Recently businesses surpassed $200 Billion dollars a year in advertising spending. Yet fewer and fewer customers are trusting advertising as the source of information for products and services.

Word of mouth has a strong impact on your business’s reputation for products and services. Platforms like Facebook, Twitter, Yelp, and other review sites help amplify customer feedback. Given how much a single poor customer service experience can affect future business, it’s essential to prioritize investing in customer service.

Why should you invest in a better customer service experience?

The Internet has amplified the ability for news to travel and instant speed, especially bad news. Many customer service management software providers focus on developing more effective tools to help you stay on top of managing your customer experience and ensuring that your customers are getting good customer service from your staff, all of the time.

The fine folks at Zengage, the Zendesk blog put together a fantastic infographic outlining the importance of customer experience and the impact that it has on getting new customers and keeping your customers happy.

Why Customer Experience Matters

40% of customers began shopping with a COMPETITOR, because they heard about the company’s good customer service. Reputation for great customer service alone will create the incentive for customers to give you a try.

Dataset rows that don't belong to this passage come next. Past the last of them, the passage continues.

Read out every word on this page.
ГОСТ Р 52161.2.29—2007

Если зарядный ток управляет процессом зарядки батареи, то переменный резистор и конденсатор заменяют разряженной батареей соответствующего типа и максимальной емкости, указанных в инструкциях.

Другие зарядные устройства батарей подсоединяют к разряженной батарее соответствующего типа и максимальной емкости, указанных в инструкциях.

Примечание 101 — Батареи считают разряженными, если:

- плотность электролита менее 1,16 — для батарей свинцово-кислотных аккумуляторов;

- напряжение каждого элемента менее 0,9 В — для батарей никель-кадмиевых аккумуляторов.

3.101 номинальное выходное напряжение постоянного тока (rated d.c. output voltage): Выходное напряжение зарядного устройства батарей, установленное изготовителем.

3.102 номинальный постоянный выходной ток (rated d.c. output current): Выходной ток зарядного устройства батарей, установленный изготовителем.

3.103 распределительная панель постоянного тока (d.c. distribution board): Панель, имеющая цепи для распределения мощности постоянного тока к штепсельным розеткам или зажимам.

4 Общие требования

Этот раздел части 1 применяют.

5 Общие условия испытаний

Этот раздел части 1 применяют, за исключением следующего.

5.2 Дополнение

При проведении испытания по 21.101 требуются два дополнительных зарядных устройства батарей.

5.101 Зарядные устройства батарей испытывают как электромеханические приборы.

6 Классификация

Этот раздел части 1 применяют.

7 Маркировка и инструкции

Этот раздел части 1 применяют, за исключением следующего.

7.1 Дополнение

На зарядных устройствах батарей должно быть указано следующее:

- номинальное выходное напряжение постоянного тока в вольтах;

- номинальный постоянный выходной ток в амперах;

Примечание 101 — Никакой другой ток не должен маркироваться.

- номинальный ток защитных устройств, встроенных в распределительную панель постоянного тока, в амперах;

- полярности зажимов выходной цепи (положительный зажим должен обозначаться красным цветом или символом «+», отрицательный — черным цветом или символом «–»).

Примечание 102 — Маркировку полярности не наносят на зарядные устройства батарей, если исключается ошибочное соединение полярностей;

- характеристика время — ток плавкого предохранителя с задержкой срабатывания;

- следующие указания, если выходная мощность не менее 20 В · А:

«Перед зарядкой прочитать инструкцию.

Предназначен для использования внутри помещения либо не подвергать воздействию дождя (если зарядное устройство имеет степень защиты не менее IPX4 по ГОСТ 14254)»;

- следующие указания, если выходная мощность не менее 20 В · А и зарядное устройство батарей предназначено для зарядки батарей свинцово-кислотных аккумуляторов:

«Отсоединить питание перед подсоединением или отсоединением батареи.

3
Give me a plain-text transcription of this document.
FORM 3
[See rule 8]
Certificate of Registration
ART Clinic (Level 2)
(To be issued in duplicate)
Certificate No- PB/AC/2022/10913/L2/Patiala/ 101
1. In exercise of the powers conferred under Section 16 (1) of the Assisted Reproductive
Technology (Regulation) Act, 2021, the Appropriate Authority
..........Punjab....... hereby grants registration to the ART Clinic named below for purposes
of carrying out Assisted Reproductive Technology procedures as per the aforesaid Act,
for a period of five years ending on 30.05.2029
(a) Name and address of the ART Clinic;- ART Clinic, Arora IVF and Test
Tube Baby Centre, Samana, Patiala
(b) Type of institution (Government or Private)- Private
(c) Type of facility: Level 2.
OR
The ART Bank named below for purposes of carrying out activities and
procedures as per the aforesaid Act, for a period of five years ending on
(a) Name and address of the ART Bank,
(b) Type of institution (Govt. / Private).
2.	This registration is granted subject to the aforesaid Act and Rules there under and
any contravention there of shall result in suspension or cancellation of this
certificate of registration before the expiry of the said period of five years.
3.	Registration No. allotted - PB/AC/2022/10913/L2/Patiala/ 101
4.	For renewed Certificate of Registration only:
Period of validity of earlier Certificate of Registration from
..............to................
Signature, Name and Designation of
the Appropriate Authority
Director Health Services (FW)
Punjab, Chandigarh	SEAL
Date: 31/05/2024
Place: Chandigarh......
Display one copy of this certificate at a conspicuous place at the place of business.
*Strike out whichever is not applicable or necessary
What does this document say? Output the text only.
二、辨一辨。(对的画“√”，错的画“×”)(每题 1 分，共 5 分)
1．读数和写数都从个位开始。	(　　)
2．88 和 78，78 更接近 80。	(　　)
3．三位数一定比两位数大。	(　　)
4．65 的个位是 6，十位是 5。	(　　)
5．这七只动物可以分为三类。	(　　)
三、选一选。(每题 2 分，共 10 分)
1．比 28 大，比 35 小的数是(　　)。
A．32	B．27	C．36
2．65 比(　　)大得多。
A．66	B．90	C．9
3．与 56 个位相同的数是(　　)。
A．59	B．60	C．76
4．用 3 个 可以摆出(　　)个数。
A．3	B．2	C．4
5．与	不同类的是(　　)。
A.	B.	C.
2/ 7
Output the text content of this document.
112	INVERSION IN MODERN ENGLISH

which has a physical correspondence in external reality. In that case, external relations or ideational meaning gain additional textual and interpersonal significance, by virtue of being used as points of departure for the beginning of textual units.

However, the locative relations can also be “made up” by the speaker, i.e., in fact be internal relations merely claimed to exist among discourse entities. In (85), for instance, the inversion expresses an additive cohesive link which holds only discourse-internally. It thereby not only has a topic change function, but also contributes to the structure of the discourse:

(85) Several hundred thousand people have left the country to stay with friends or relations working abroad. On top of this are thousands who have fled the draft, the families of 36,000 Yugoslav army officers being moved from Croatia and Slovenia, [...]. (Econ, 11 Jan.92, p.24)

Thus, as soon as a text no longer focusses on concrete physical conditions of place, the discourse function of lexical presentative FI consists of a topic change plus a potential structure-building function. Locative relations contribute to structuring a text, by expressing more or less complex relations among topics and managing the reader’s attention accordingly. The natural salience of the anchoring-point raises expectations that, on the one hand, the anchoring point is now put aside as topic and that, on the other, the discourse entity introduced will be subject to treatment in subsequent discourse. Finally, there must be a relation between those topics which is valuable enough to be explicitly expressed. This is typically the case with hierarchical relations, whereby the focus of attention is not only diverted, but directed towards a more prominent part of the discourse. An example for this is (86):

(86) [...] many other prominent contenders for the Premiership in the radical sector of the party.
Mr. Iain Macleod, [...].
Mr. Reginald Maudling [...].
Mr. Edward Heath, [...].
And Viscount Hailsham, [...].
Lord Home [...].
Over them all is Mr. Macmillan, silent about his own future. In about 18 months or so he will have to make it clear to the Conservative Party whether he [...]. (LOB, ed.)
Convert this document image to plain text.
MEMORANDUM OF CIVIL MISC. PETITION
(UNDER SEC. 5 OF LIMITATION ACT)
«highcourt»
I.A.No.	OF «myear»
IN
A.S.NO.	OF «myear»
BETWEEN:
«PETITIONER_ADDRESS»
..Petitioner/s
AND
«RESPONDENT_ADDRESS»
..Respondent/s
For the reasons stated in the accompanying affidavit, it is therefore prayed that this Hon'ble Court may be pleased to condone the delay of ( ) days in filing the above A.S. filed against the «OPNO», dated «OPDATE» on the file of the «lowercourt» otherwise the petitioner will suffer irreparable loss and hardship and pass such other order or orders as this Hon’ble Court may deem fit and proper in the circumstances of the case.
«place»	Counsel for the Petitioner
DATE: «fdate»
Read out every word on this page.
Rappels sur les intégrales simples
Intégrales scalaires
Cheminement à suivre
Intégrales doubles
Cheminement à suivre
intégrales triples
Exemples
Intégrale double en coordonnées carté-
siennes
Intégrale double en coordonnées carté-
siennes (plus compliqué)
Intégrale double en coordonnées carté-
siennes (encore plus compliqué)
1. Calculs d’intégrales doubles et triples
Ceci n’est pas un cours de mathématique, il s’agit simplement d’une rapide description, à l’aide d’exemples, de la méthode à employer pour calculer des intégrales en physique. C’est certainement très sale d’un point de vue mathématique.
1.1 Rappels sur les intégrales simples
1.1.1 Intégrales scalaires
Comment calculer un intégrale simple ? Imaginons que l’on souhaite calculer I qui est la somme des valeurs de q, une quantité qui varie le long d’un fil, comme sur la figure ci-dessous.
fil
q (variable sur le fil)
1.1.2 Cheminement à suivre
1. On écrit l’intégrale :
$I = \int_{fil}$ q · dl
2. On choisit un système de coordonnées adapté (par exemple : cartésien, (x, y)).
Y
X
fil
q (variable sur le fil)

Good experience grabs customers and your great customer service can be a vehicle for generating sales and helping the bottom line, the key becomes keeping those customers once they’ve given your company a shot.

Are you listening to your customers?

When bad experiences happen, you have an opportunity to make things right. Some of your most loyal customers will be those who have seen you show that your customers really matter.

But a troubling trend with customers today is that many feel like companies don’t care enough to make things right, so fewer customers today are trusting companies to resolve issues. Instead, customers with problems are taking to their social networks to vent.

A full 85% of customers who had a bad customer service experience wanted to warn others about doing business with the company. 66% of customers wanted to discourage others from doing business with the company. 55% of customers wanted to vent their anger. But only 24% of customers actually tried to contact the company to get the issue resolved.